NVMEX + Single Precision FLOPS on GPU + CPU wrapper


I am facing a problem since long. I have tried everything that I could think of but nothing has worked :(

Background: I have a GeForce 9800GTX+ (CUDA compatibility 1.1 and does not support double precision). I am working on a feature recognition algorithm which involves lot of data dependency and many rounds convolutions (4th order IIR Filter). I am using nvmex conversions since half of the project is in matlab and the other half in C.

Problem: Everything seems to be working fine as far as the mex/nvmex goes. Since matlab is essentially double precision, both the CPU and the GPU versions (.cpp and .cu files) of the code take in double converted into single in matlab.
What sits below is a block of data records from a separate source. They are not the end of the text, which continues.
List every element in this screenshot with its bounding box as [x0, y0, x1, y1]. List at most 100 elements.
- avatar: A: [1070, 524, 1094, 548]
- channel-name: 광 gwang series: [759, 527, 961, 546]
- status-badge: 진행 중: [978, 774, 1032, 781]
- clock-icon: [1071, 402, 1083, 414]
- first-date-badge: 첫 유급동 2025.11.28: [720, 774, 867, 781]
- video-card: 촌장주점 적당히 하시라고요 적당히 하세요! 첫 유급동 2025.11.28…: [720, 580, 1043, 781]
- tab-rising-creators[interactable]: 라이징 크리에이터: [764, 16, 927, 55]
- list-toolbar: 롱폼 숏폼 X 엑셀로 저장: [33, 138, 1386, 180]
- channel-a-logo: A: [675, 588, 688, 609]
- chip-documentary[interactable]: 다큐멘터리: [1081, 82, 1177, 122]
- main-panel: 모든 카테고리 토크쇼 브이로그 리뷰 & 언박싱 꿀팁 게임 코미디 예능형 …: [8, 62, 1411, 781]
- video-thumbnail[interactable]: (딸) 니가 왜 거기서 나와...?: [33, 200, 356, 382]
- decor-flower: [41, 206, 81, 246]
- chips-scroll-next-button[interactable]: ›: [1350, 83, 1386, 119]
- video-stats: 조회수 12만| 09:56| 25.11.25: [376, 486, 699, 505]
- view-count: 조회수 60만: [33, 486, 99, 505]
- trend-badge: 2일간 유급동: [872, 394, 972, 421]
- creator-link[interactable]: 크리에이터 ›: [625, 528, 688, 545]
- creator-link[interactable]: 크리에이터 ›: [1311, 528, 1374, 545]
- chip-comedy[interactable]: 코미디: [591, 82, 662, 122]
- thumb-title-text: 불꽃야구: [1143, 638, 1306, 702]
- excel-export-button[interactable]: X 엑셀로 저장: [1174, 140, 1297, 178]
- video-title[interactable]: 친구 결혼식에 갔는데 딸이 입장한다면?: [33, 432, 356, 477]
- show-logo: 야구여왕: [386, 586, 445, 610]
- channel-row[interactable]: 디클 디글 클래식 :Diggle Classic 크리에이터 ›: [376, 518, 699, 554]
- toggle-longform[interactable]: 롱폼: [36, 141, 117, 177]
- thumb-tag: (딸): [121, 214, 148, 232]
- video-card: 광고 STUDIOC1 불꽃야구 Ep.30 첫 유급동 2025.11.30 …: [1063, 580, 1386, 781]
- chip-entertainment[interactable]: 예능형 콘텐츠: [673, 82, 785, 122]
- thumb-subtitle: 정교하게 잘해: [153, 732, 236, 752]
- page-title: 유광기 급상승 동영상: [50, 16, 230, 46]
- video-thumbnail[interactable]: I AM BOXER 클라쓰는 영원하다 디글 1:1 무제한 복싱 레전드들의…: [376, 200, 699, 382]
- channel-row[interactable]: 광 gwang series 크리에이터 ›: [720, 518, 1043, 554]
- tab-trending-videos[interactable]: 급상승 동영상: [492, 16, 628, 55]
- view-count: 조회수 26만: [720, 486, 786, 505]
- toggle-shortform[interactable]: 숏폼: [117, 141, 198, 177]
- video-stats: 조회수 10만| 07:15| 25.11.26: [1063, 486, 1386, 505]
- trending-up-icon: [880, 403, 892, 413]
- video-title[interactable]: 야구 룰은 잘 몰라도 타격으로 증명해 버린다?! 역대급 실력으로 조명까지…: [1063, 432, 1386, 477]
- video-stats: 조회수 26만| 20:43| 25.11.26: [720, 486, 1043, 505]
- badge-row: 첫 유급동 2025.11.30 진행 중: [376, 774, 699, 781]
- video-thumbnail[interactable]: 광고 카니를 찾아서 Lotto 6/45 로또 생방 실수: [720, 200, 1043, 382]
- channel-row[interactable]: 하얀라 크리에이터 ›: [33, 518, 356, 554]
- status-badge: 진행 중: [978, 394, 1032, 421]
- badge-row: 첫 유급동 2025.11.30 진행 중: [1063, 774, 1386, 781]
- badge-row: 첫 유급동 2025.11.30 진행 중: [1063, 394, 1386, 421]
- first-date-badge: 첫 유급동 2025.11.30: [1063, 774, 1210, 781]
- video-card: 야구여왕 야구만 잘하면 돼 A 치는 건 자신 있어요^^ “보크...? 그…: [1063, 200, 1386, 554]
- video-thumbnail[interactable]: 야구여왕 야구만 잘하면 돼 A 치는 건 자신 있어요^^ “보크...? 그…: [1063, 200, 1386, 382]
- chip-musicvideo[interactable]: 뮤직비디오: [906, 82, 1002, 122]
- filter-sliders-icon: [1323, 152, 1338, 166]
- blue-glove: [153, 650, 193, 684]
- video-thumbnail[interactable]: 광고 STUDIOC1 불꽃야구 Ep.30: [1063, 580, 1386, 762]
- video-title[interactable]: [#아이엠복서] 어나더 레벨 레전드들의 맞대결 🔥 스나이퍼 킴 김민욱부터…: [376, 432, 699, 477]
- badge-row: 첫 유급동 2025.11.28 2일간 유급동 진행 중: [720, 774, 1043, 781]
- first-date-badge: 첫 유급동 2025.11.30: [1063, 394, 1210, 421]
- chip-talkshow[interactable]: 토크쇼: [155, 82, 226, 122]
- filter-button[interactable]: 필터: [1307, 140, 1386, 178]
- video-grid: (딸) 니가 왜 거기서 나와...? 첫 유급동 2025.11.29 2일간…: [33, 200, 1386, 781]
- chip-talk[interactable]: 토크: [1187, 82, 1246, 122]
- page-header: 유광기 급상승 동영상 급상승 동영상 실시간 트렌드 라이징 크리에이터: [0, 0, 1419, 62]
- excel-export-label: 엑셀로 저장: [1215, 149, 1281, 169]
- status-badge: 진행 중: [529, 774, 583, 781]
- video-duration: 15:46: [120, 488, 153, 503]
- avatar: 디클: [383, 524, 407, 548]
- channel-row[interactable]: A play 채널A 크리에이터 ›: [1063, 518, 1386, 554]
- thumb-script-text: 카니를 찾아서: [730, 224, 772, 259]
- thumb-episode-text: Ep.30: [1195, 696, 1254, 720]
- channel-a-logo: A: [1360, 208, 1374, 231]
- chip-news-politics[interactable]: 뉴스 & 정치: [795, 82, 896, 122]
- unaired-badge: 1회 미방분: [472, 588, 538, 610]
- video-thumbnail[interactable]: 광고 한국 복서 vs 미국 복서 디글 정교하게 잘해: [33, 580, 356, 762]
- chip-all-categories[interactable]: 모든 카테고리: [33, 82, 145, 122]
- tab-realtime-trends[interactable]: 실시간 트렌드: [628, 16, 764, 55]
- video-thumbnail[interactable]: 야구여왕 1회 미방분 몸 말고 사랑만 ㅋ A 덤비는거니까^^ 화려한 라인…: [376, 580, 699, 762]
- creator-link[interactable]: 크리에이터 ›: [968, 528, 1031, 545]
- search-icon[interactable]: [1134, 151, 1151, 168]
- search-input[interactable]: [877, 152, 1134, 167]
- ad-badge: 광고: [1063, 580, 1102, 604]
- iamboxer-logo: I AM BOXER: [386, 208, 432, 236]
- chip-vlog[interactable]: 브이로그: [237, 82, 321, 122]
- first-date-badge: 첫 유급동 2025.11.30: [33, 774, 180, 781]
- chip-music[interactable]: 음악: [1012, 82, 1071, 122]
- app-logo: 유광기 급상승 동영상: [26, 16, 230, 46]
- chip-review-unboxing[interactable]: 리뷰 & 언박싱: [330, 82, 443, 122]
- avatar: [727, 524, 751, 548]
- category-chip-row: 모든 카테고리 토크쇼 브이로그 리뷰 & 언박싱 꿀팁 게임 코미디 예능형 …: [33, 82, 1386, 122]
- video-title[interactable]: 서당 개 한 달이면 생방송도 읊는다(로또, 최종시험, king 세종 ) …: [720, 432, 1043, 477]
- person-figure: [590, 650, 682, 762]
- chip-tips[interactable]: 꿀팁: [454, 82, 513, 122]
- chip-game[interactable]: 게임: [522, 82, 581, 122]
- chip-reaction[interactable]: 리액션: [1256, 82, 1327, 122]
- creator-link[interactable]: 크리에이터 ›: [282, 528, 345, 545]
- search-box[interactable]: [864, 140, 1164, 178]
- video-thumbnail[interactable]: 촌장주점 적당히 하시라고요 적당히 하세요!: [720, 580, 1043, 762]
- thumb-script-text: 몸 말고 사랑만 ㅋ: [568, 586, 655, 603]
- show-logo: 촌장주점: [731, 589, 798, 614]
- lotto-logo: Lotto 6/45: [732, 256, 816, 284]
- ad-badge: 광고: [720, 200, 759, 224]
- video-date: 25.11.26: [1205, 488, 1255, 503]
But the final outputs of the CPU and GPU versions (of the parts of the project being compared) do not match!! Earlier the difference was large…but after a lot of efforts I have brought down the difference to be less than 0.0001 i.e. starting only at the 5th place after decimal. But the application is so sensitive that even such a small discrepancy is ruining the project/application output…its not even close to the CPU version!!

I did the following in the process of correcting or reducing this error to the 5th place after decimal:

  1. Tried “scaling” the inputs inside .cpp/.cu versions. It did not help.

  2. Used __fmul_rn and __fadd_rn for all multiplications and additions respectively to avoid FMAD. This improved accuracy to some extent.

  3. Converted the .cpp and .cu outputs to fixed point and then back to double in matlab. There is a difference in the output but the project output is still far from what the CPU version gives.

  4. I realized the biggest error creeps in where-ever there is a floatfloat on a GPU, even if the result lies within the float range. There is a difference in the results of even simple floatfloat between calculations by hand, CPU and GPU (even by hand and CPU do not match!!). So I casted every addition and multiplication to float…though did not observe a lot of visible improvement in the accuracy.

  5. I am trying to “scale” inputs at the matlab level too…but somehow the process is not very trivial (due to the use of special toolboxes) and doesn’t seem like making a lot of difference at the end.

  6. I have noticed one more thing which I am now trying to work on and need immediate help with. So far, I was converting double to single in Matlab with an idea of providing identically converted inputs to both the CPU and the GPU. However, it seems that Prhs inputs taken in via mex/nvmex are slightly different in CPU and GPU versions (i.e. .cpp and .cu files). Though this was observed at only a few places, this kind of looks like a possible source of error. For that, now I am trying to create a .cpp wrapper around my .cu file. This wrapper will do the double to float conversion (just as in the .cpp version on the CPU) and then pass on only the float to the .cu being called inside the wrapper. This will also avoid double to single conversion in Matlab which comes at greater loss of accuracy than in C/C++. I wrote a .h file to include .cu file functions in the wrapper and also included “cuda.h” in the wrapper code. I have placed the .h file in the C:/CUDA/include folder to avoid long command-line options during compilation. It compiles properly but only when I compile both the .cpp and .cu together using nvmex along with -L(with names of the libraries specified) and -I switches; else I get compilation errors if I nvmex compile them separately. Also, I get a linking error when I run it. The linking error points towards some mexFunction not being used properly. Can someone please help!! I don’t know if my method here is correct or not!!

Please note that I have removed all memory optimizations for now from the .cu code. There is only one block of threads running and there is no deliberate shared memory or texture memory usage. The reason is that the primary goal right now is to have the GPU version of the application closely following the CPU version.

Please note that I am not very good at all this and have never coded or explored programming tools / compilers to this extent before. My only source of understanding is “google”. But still doesn’t seem like I am doing anything drastically wrong. So would request if you could reply in slightly lucid lingo.

I am stuck in this problem since long and will be really thankful if someone can share their experience with me. :( :( :(

Thanks & regards,